A function in lambda calculus is written in the form "λ x.E", where x is the function's parameter and E is a lambda expression constituting the function body. The intuition is that λ x.E is a function that takes one parameter, x, and returns E. For instance, λ x.x is a function that takes one argument x and immediately returns that argument. A lambda expression is either a variable (like the x in the above expression), a function in the "λ x.E" form, or an application E1E2. Application is jargon for calling a function, and is conventionally written without any brackets. That is, "E1 E2" is an example of calling E1 with E2 as its argument.

In the expression "λ x.E", any occurrence of x in E is bound, while any other variable is free (unless bound by another lambda expression, like the y in "λ x.λ y.xy"). Bound variables refer to things within the lambda term, whereas free variables refer to values that aren't already defined within the expression. A pure lambda expression has no free variables — it is self-contained.
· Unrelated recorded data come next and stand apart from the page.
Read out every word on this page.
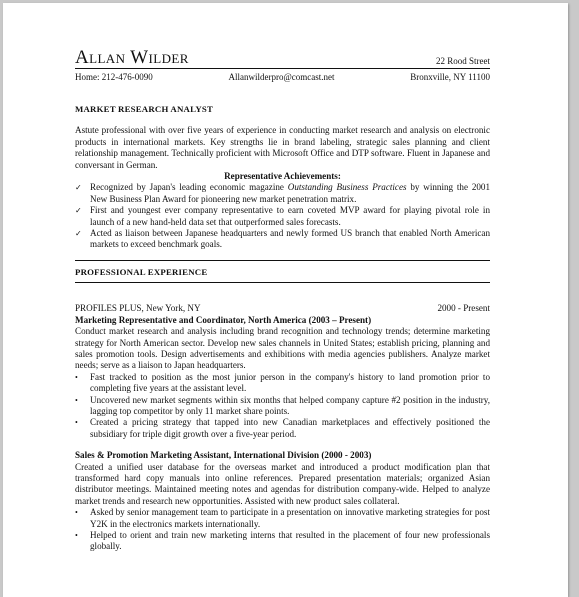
Allan Wilder	22 Rood Street
Home: 212-476-0090	Allanwilderpro@comcast.net	Bronxville, NY 11100
MARKET RESEARCH ANALYST
Astute professional with over five years of experience in conducting market research and analysis on electronic products in international markets. Key strengths lie in brand labeling, strategic sales planning and client relationship management. Technically proficient with Microsoft Office and DTP software. Fluent in Japanese and conversant in German.
Representative Achievements:
✓ Recognized by Japan's leading economic magazine Outstanding Business Practices by winning the 2001 New Business Plan Award for pioneering new market penetration matrix.
✓ First and youngest ever company representative to earn coveted MVP award for playing pivotal role in launch of a new hand-held data set that outperformed sales forecasts.
✓ Acted as liaison between Japanese headquarters and newly formed US branch that enabled North American markets to exceed benchmark goals.
PROFESSIONAL EXPERIENCE
PROFILES PLUS, New York, NY	2000 - Present
Marketing Representative and Coordinator, North America (2003 – Present)
Conduct market research and analysis including brand recognition and technology trends; determine marketing strategy for North American sector. Develop new sales channels in United States; establish pricing, planning and sales promotion tools. Design advertisements and exhibitions with media agencies publishers. Analyze market needs; serve as a liaison to Japan headquarters.
• Fast tracked to position as the most junior person in the company's history to land promotion prior to completing five years at the assistant level.
• Uncovered new market segments within six months that helped company capture #2 position in the industry, lagging top competitor by only 11 market share points.
• Created a pricing strategy that tapped into new Canadian marketplaces and effectively positioned the subsidiary for triple digit growth over a five-year period.
Sales & Promotion Marketing Assistant, International Division (2000 - 2003)
Created a unified user database for the overseas market and introduced a product modification plan that transformed hard copy manuals into online references. Prepared presentation materials; organized Asian distributor meetings. Maintained meeting notes and agendas for distribution company-wide. Helped to analyze market trends and research new opportunities. Assisted with new product sales collateral.
• Asked by senior management team to participate in a presentation on innovative marketing strategies for post Y2K in the electronics markets internationally.
• Helped to orient and train new marketing interns that resulted in the placement of four new professionals globally.
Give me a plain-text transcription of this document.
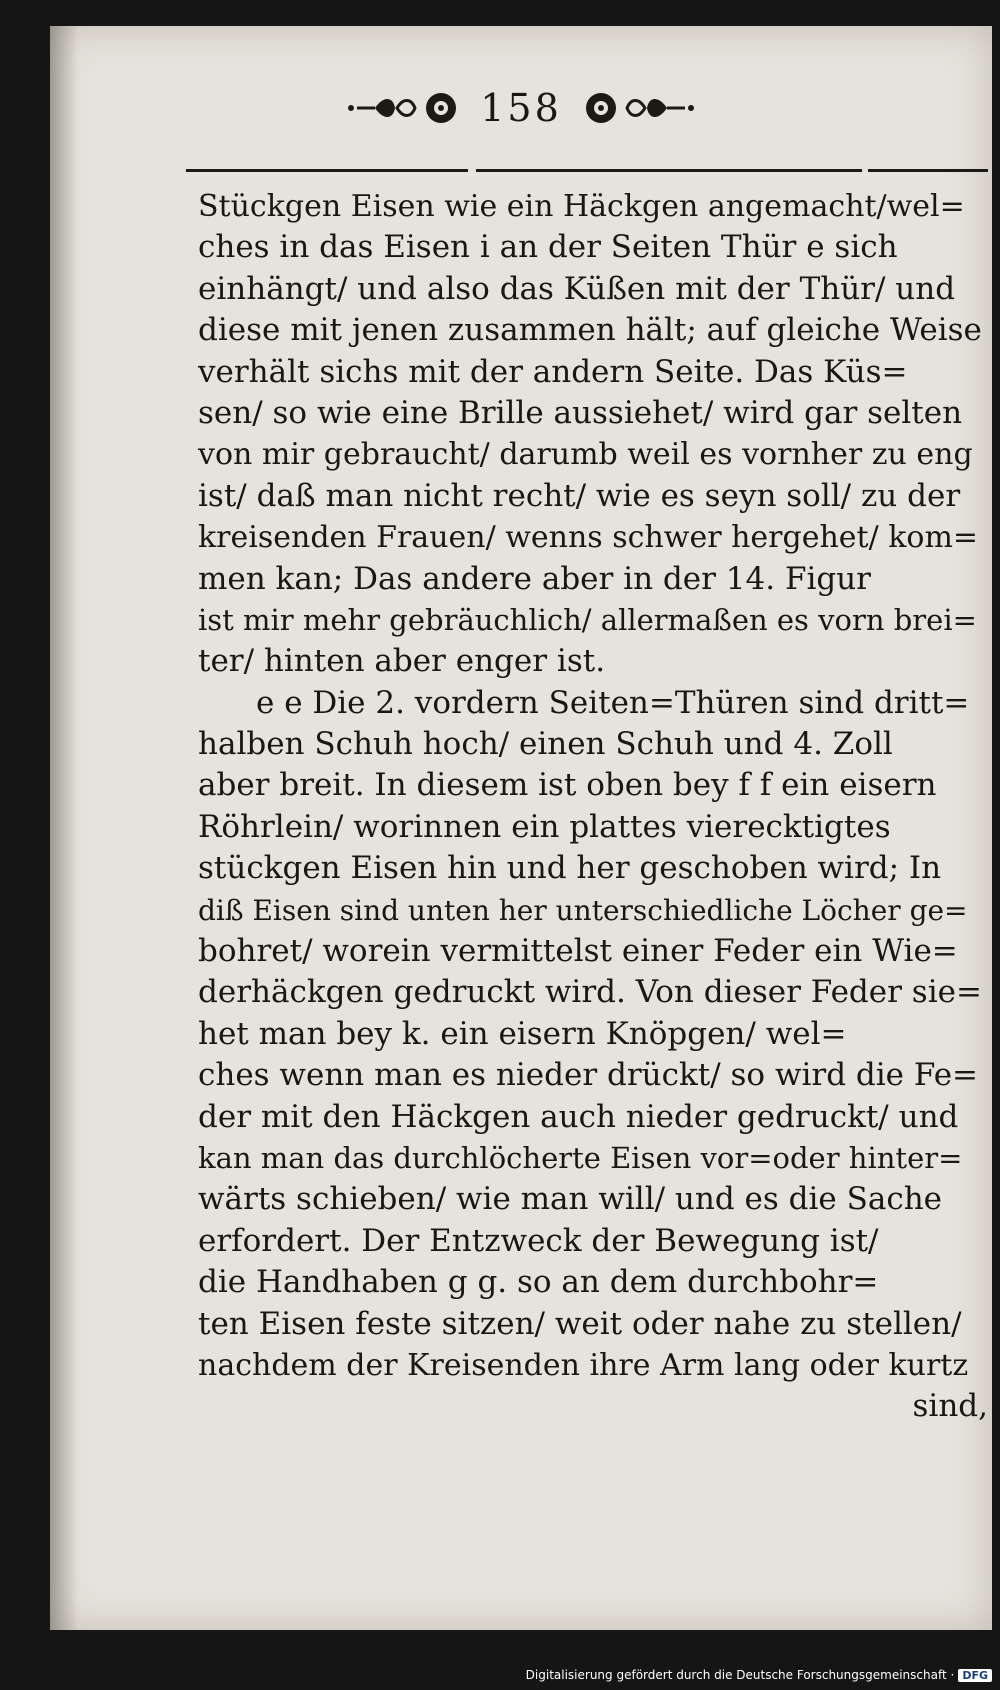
158
Stückgen Eisen wie ein Häckgen angemacht/wel=
ches in das Eisen i an der Seiten Thür e sich
einhängt/ und also das Küßen mit der Thür/ und
diese mit jenen zusammen hält; auf gleiche Weise
verhält sichs mit der andern Seite. Das Küs=
sen/ so wie eine Brille aussiehet/ wird gar selten
von mir gebraucht/ darumb weil es vornher zu eng
ist/ daß man nicht recht/ wie es seyn soll/ zu der
kreisenden Frauen/ wenns schwer hergehet/ kom=
men kan; Das andere aber in der 14. Figur
ist mir mehr gebräuchlich/ allermaßen es vorn brei=
ter/ hinten aber enger ist.
e e Die 2. vordern Seiten=Thüren sind dritt=
halben Schuh hoch/ einen Schuh und 4. Zoll
aber breit. In diesem ist oben bey f f ein eisern
Röhrlein/ worinnen ein plattes vierecktigtes
stückgen Eisen hin und her geschoben wird; In
diß Eisen sind unten her unterschiedliche Löcher ge=
bohret/ worein vermittelst einer Feder ein Wie=
derhäckgen gedruckt wird. Von dieser Feder sie=
het man bey k. ein eisern Knöpgen/ wel=
ches wenn man es nieder drückt/ so wird die Fe=
der mit den Häckgen auch nieder gedruckt/ und
kan man das durchlöcherte Eisen vor=oder hinter=
wärts schieben/ wie man will/ und es die Sache
erfordert. Der Entzweck der Bewegung ist/
die Handhaben g g. so an dem durchbohr=
ten Eisen feste sitzen/ weit oder nahe zu stellen/
nachdem der Kreisenden ihre Arm lang oder kurtz
sind,
Digitalisierung gefördert durch die Deutsche Forschungsgemeinschaft · DFG
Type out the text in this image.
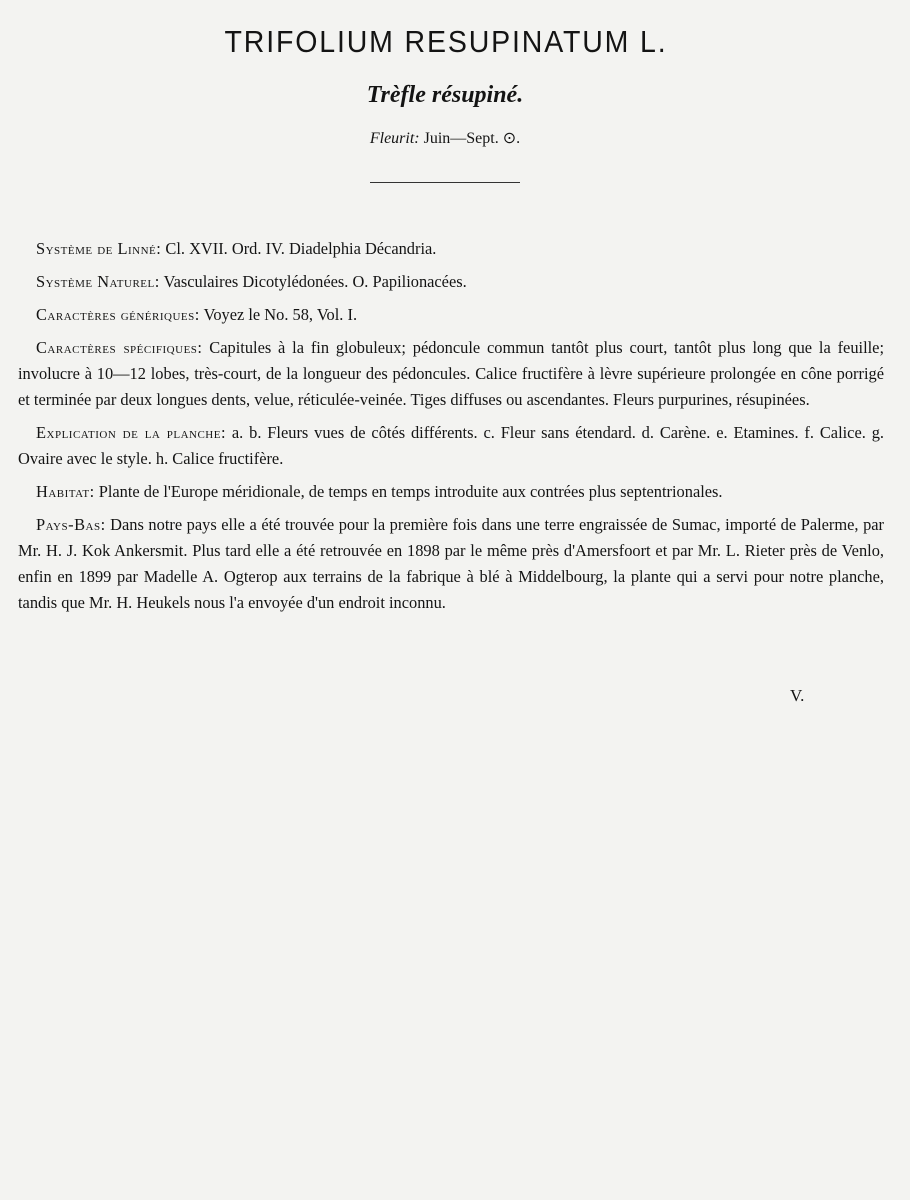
TRIFOLIUM RESUPINATUM L.
Trèfle résupiné.
Fleurit: Juin—Sept. ⊙.

Système de Linné: Cl. XVII. Ord. IV. Diadelphia Décandria.

Système Naturel: Vasculaires Dicotylédonées. O. Papilionacées.

Caractères génériques: Voyez le No. 58, Vol. I.

Caractères spécifiques: Capitules à la fin globuleux; pédoncule commun tantôt plus court, tantôt plus long que la feuille; involucre à 10—12 lobes, très-court, de la longueur des pédoncules. Calice fructifère à lèvre supérieure prolongée en cône porrigé et terminée par deux longues dents, velue, réticulée-veinée. Tiges diffuses ou ascendantes. Fleurs purpurines, résupinées.

Explication de la planche: a. b. Fleurs vues de côtés différents. c. Fleur sans étendard. d. Carène. e. Etamines. f. Calice. g. Ovaire avec le style. h. Calice fructifère.

Habitat: Plante de l'Europe méridionale, de temps en temps introduite aux contrées plus septentrionales.

Pays-Bas: Dans notre pays elle a été trouvée pour la première fois dans une terre engraissée de Sumac, importé de Palerme, par Mr. H. J. Kok Ankersmit. Plus tard elle a été retrouvée en 1898 par le même près d'Amersfoort et par Mr. L. Rieter près de Venlo, enfin en 1899 par Madelle A. Ogterop aux terrains de la fabrique à blé à Middelbourg, la plante qui a servi pour notre planche, tandis que Mr. H. Heukels nous l'a envoyée d'un endroit inconnu.

V.
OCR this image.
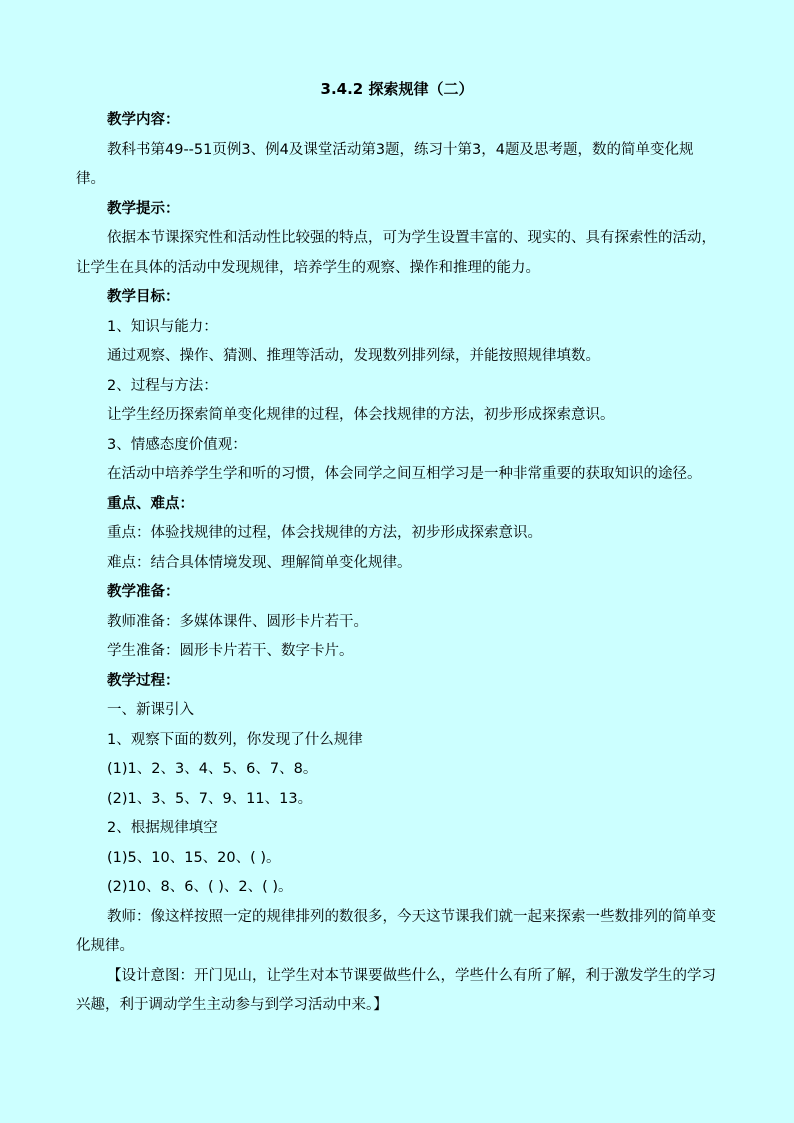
3.4.2 探索规律（二）

教学内容：

教科书第49--51页例3、例4及课堂活动第3题，练习十第3，4题及思考题，数的简单变化规律。

教学提示：

依据本节课探究性和活动性比较强的特点，可为学生设置丰富的、现实的、具有探索性的活动，让学生在具体的活动中发现规律，培养学生的观察、操作和推理的能力。

教学目标：

1、知识与能力：

通过观察、操作、猜测、推理等活动，发现数列排列绿，并能按照规律填数。

2、过程与方法：

让学生经历探索简单变化规律的过程，体会找规律的方法，初步形成探索意识。

3、情感态度价值观：

在活动中培养学生学和听的习惯，体会同学之间互相学习是一种非常重要的获取知识的途径。

重点、难点：

重点：体验找规律的过程，体会找规律的方法，初步形成探索意识。

难点：结合具体情境发现、理解简单变化规律。

教学准备：

教师准备：多媒体课件、圆形卡片若干。

学生准备：圆形卡片若干、数字卡片。

教学过程：

一、新课引入

1、观察下面的数列，你发现了什么规律

(1)1、2、3、4、5、6、7、8。

(2)1、3、5、7、9、11、13。

2、根据规律填空

(1)5、10、15、20、( )。

(2)10、8、6、( )、2、( )。

教师：像这样按照一定的规律排列的数很多，今天这节课我们就一起来探索一些数排列的简单变化规律。

【设计意图：开门见山，让学生对本节课要做些什么，学些什么有所了解，利于激发学生的学习兴趣，利于调动学生主动参与到学习活动中来。】
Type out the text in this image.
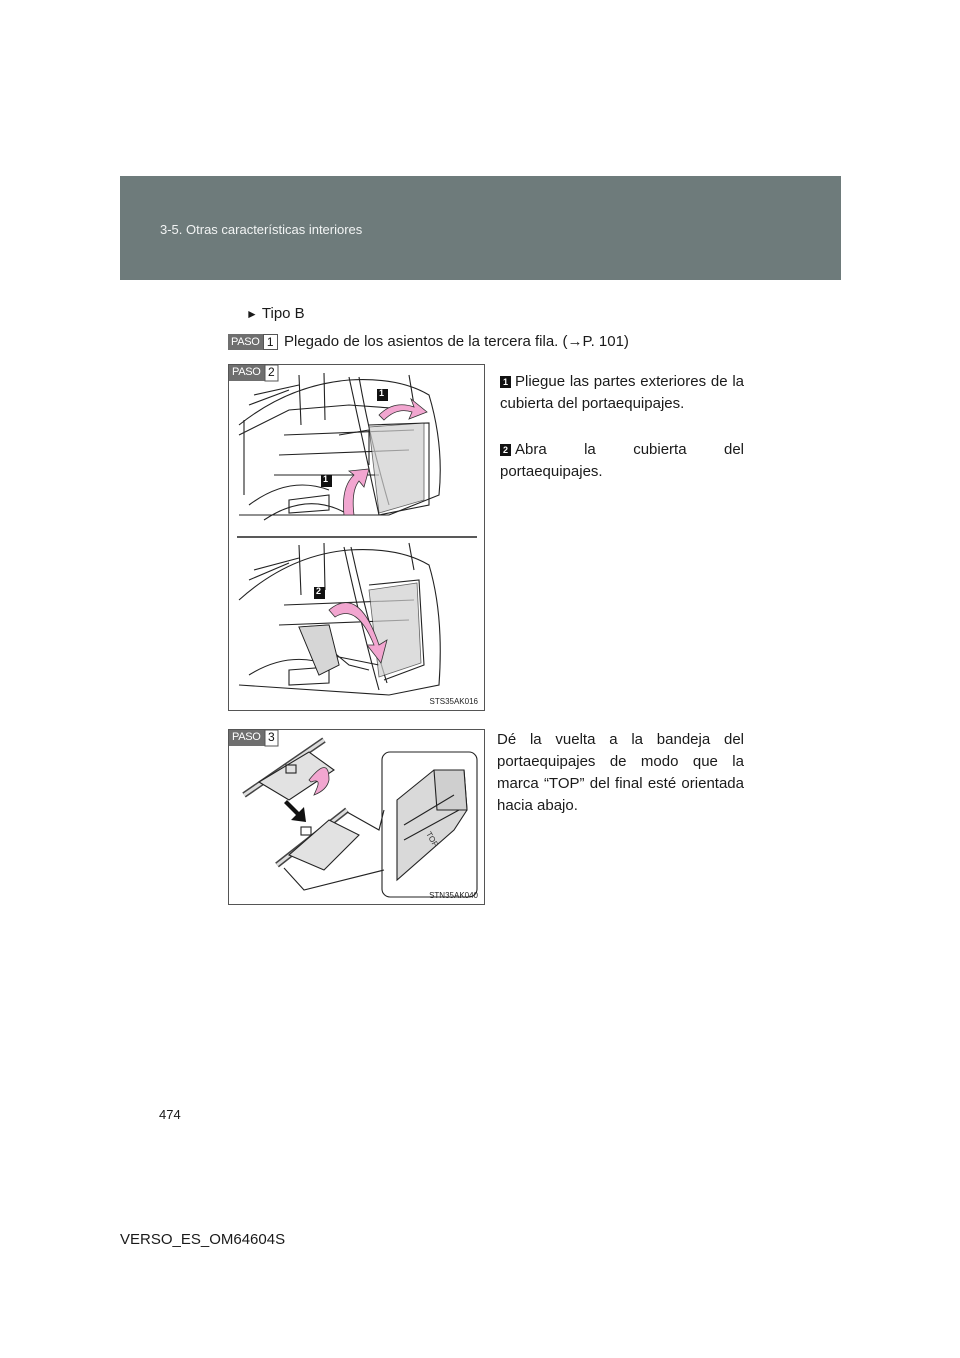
3-5. Otras características interiores
► Tipo B
PASO 1 Plegado de los asientos de la tercera fila. (→P. 101)
PASO 2
1
1
2
STS35AK016
1 Pliegue las partes exteriores de la cubierta del portaequipajes.
2 Abra la cubierta del portaequipajes.
PASO 3
TOP
STN35AK040
Dé la vuelta a la bandeja del portaequipajes de modo que la marca “TOP” del final esté orientada hacia abajo.
474
VERSO_ES_OM64604S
Three things can be done with lambda expressions:

• Alpha conversion renames a bound variable: "λ x.x" can be alpha converted to "λ y.y". Variable names are meaningless on their own, so they can be almost freely swapped if all instances of a name are swapped at once.
• Beta reduction allows applications to be reduced: "(λ x.E1)E2" can be beta reduced to E1 with all occurrences of x replaced with E2. If there are name clashes (for example in "(λ x.λ y.xy)y"), alpha conversion may be required first. Beta reduction is the heart of the lambda calculus; intuitively, it represents transforming a function and its argument into the return value of that function.
• Eta conversion allows us to say that "f" and "λ x.fx" are equivalent. In other words, a function that takes one argument and calls f with it is exactly the same as f itself.

Two shorthand notations are used:

• "λ x1 x2... ...xn.E" means "λ x1. (λ x2. ...(λ xn.E)...)".
• fab means (fa)b.

These shorthand notations make Currying easier, allowing one to pretend these single-argument functions take multiple arguments.

## Examples

It may not be initially clear how lambda calculus can carry out any useful computation. In this section of the document the basics of integer arithmetic in lambda calculus are shown — see under "External resources" for further examples of recursion, boolean logic and the representation of tuples and lists.

The most common representation of integers in lambda calculus is the idea of Church numerals, where n is represented by the concept nth. In particular:

• zero = λ fx.x
• one = λ fx.fx
• two = λ fx.f(fx)
• three = λ fx.f(f(fx))

Where the function f is applied n times. We can now represent the concept of increment by the lambda expression:

λ nfx.f(nfx)

To see how this works, we can apply it to the Church numeral for two:

(λ nfx.f(nfx))(λ fx.f(fx))

By alpha conversion and beta reduction this becomes:

λ fx.f((λ gy.g(gy))fx)

Which by further beta reduction becomes:

λ fx.f(f(fx))

Which we can see is the Church numeral for three.